От этого, собственно, и надо танцевать. Т.е. я не говорю, на самом-то деле, ничего удивительного. Он снимал прекрасные фильмы, только совершенно неправильные. Дикие. Дурацкие. Кривые, косые, больные, инвалидные - такие же, как ноги у бедных детей, за которыми с таким удовольствием решила поухаживать бывшая проститутка Келли (Констанс Тауэр). В фильмах Фуллера неправильно все от начала и до конца. Неудивительно поэтому, что он стал таким богом для Каурисмяки, Джармуша, Тарантино. И уж совсем не удивителен, наверное, тот факт, который меня поначалу все-таки удивил: "Поцелуй" и предыдущий фильм Фуллера (старый добрый "Шоковый коридор") до 1990 года в Британии не видели, если я правильно перевел одну фразу, найденную мной где-то на пространствах великой сети. Грязные прелести. Извращения. Безумие. Все то, что правильными режиссерами было бы вырезано даже не на стадии монтажа, а на стадии придумывания синопсиса (см. «Большой сон» Г.Хоукса), Фуллером ставится во главу угла. Представьте себе, что в фильме «Big Sleep» Богарт тасовал бы настоящими порнографическими карточками, а вся история была бы закручена вокруг гомосексуалиста. Причем то, что он гомосексуалист, стало бы понятно любому зрителю, даже понятия не имеющим о том, кто такие гомосексуалисты. Представьте, говорю я, такой безумный фильм, и вы будете иметь хотя бы смутное представление о Фуллере.
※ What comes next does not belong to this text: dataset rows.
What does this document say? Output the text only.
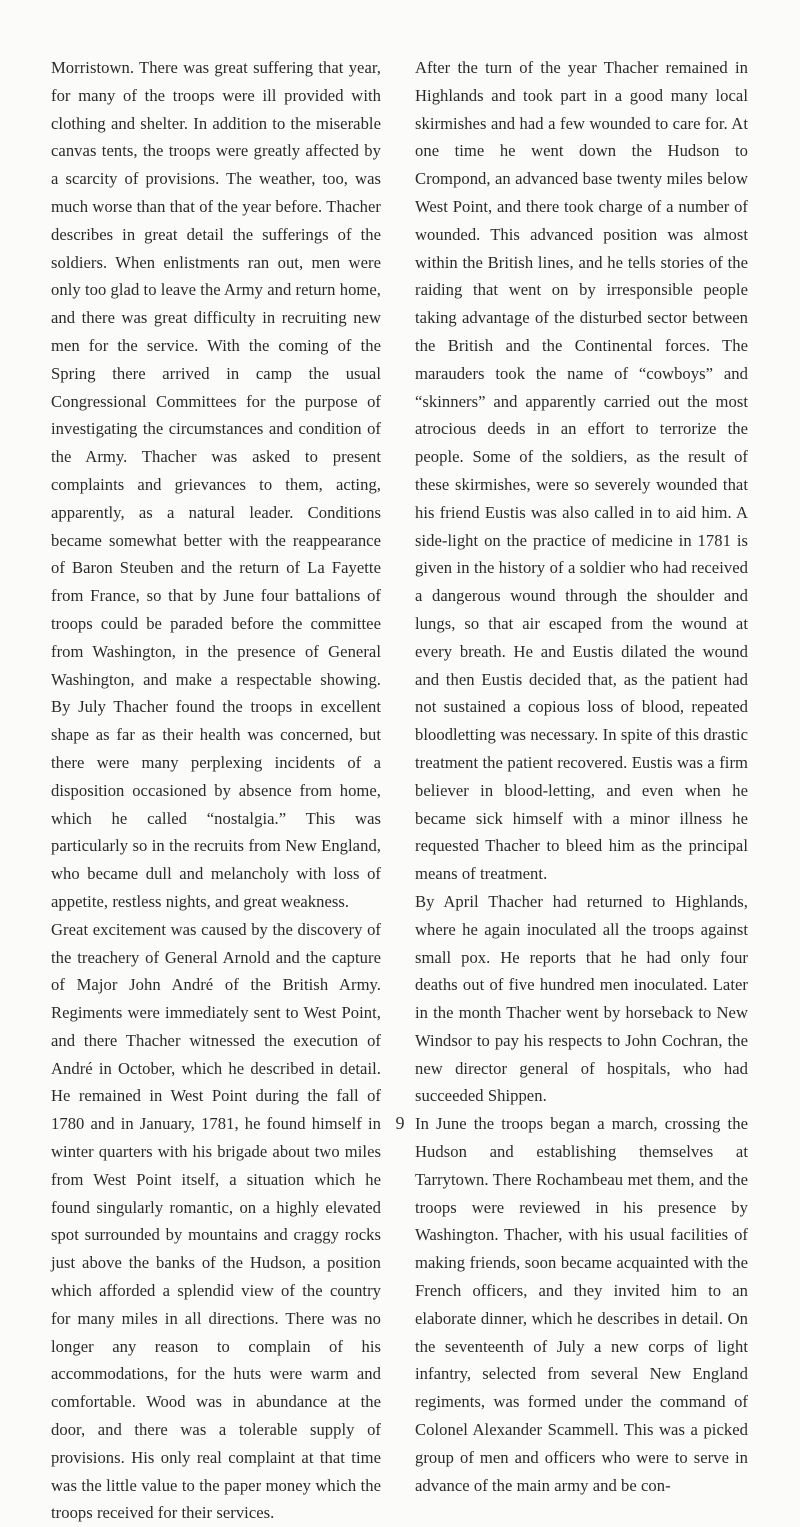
Morristown. There was great suffering that year, for many of the troops were ill provided with clothing and shelter. In addition to the miserable canvas tents, the troops were greatly affected by a scarcity of provisions. The weather, too, was much worse than that of the year before. Thacher describes in great detail the sufferings of the soldiers. When enlistments ran out, men were only too glad to leave the Army and return home, and there was great difficulty in recruiting new men for the service. With the coming of the Spring there arrived in camp the usual Congressional Committees for the purpose of investigating the circumstances and condition of the Army. Thacher was asked to present complaints and grievances to them, acting, apparently, as a natural leader. Conditions became somewhat better with the reappearance of Baron Steuben and the return of La Fayette from France, so that by June four battalions of troops could be paraded before the committee from Washington, in the presence of General Washington, and make a respectable showing. By July Thacher found the troops in excellent shape as far as their health was concerned, but there were many perplexing incidents of a disposition occasioned by absence from home, which he called “nostalgia.” This was particularly so in the recruits from New England, who became dull and melancholy with loss of appetite, restless nights, and great weakness.

Great excitement was caused by the discovery of the treachery of General Arnold and the capture of Major John André of the British Army. Regiments were immediately sent to West Point, and there Thacher witnessed the execution of André in October, which he described in detail. He remained in West Point during the fall of 1780 and in January, 1781, he found himself in winter quarters with his brigade about two miles from West Point itself, a situation which he found singularly romantic, on a highly elevated spot surrounded by mountains and craggy rocks just above the banks of the Hudson, a position which afforded a splendid view of the country for many miles in all directions. There was no longer any reason to complain of his accommodations, for the huts were warm and comfortable. Wood was in abundance at the door, and there was a tolerable supply of provisions. His only real complaint at that time was the little value to the paper money which the troops received for their services.

After the turn of the year Thacher remained in Highlands and took part in a good many local skirmishes and had a few wounded to care for. At one time he went down the Hudson to Crompond, an advanced base twenty miles below West Point, and there took charge of a number of wounded. This advanced position was almost within the British lines, and he tells stories of the raiding that went on by irresponsible people taking advantage of the disturbed sector between the British and the Continental forces. The marauders took the name of “cowboys” and “skinners” and apparently carried out the most atrocious deeds in an effort to terrorize the people. Some of the soldiers, as the result of these skirmishes, were so severely wounded that his friend Eustis was also called in to aid him. A side-light on the practice of medicine in 1781 is given in the history of a soldier who had received a dangerous wound through the shoulder and lungs, so that air escaped from the wound at every breath. He and Eustis dilated the wound and then Eustis decided that, as the patient had not sustained a copious loss of blood, repeated bloodletting was necessary. In spite of this drastic treatment the patient recovered. Eustis was a firm believer in blood-letting, and even when he became sick himself with a minor illness he requested Thacher to bleed him as the principal means of treatment.

By April Thacher had returned to Highlands, where he again inoculated all the troops against small pox. He reports that he had only four deaths out of five hundred men inoculated. Later in the month Thacher went by horseback to New Windsor to pay his respects to John Cochran, the new director general of hospitals, who had succeeded Shippen.

In June the troops began a march, crossing the Hudson and establishing themselves at Tarrytown. There Rochambeau met them, and the troops were reviewed in his presence by Washington. Thacher, with his usual facilities of making friends, soon became acquainted with the French officers, and they invited him to an elaborate dinner, which he describes in detail. On the seventeenth of July a new corps of light infantry, selected from several New England regiments, was formed under the command of Colonel Alexander Scammell. This was a picked group of men and officers who were to serve in advance of the main army and be con-

9
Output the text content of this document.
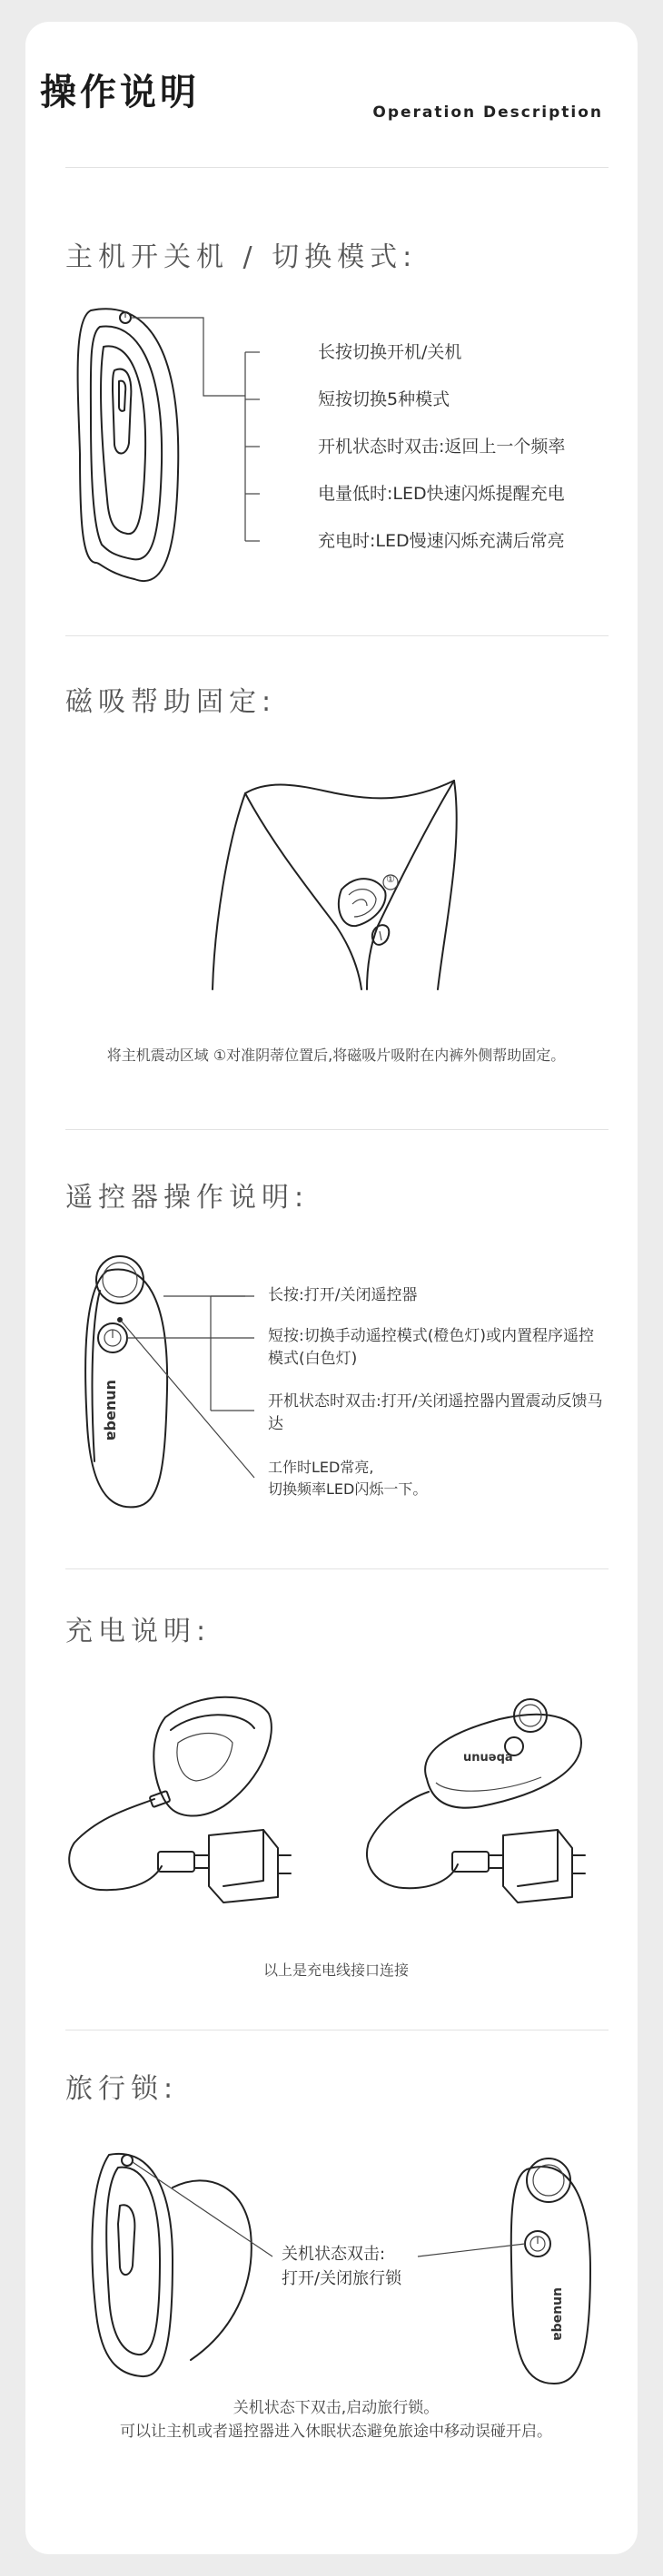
操作说明	Operation Description
主机开关机 / 切换模式:
长按切换开机/关机
短按切换5种模式
开机状态时双击:返回上一个频率
电量低时:LED快速闪烁提醒充电
充电时:LED慢速闪烁充满后常亮
磁吸帮助固定:
①
将主机震动区域 ①对准阴蒂位置后,将磁吸片吸附在内裤外侧帮助固定。
遥控器操作说明:
unuəqa
长按:打开/关闭遥控器
短按:切换手动遥控模式(橙色灯)或内置程序遥控模式(白色灯)
开机状态时双击:打开/关闭遥控器内置震动反馈马达
工作时LED常亮,
切换频率LED闪烁一下。
充电说明:
unuəqa
以上是充电线接口连接
旅行锁:
unuəqa
关机状态双击:
打开/关闭旅行锁
关机状态下双击,启动旅行锁。
可以让主机或者遥控器进入休眠状态避免旅途中移动误碰开启。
Шлюха, приехавшая в город, решает завязать со своей профессией, напоследок переспав с копом по имени Грифф. Следует прекрасный нуаровый диалог, словесная дуэль, которая, как мне кажется, больше обстебывает все эти нуаровые диалоги, чем стилизуется под них. И в этом же эпизоде играет, вы не поверите, «Лунная соната» Бетховена(!), а та самая проститутка, которая еще пару кинокадровых минут назад колошматила бутылкой своего сутенера, мечтает вслух о лодке посреди озера, и как светила бы луна… Ну разве можно это все воспринимать всерьез? Варвар Фуллер с самого начала превращает свое кино в арену издевательств над хорошим киношным вкусом. Братья, вопрошает он, а что это такое вообще, киношный вкус? - и вхерачивает название своего предыдущего фильма Shock Corridor прямо зрителю в глаза. Самоцитата, блин. Но такая явная, что от нее еще долго рябит глаза. После такой самоцитаты никакие операторские красивости в больнице, отсылающие к инцестам и неврозам самого "Шокового коридора", уже не станут для вас откровением.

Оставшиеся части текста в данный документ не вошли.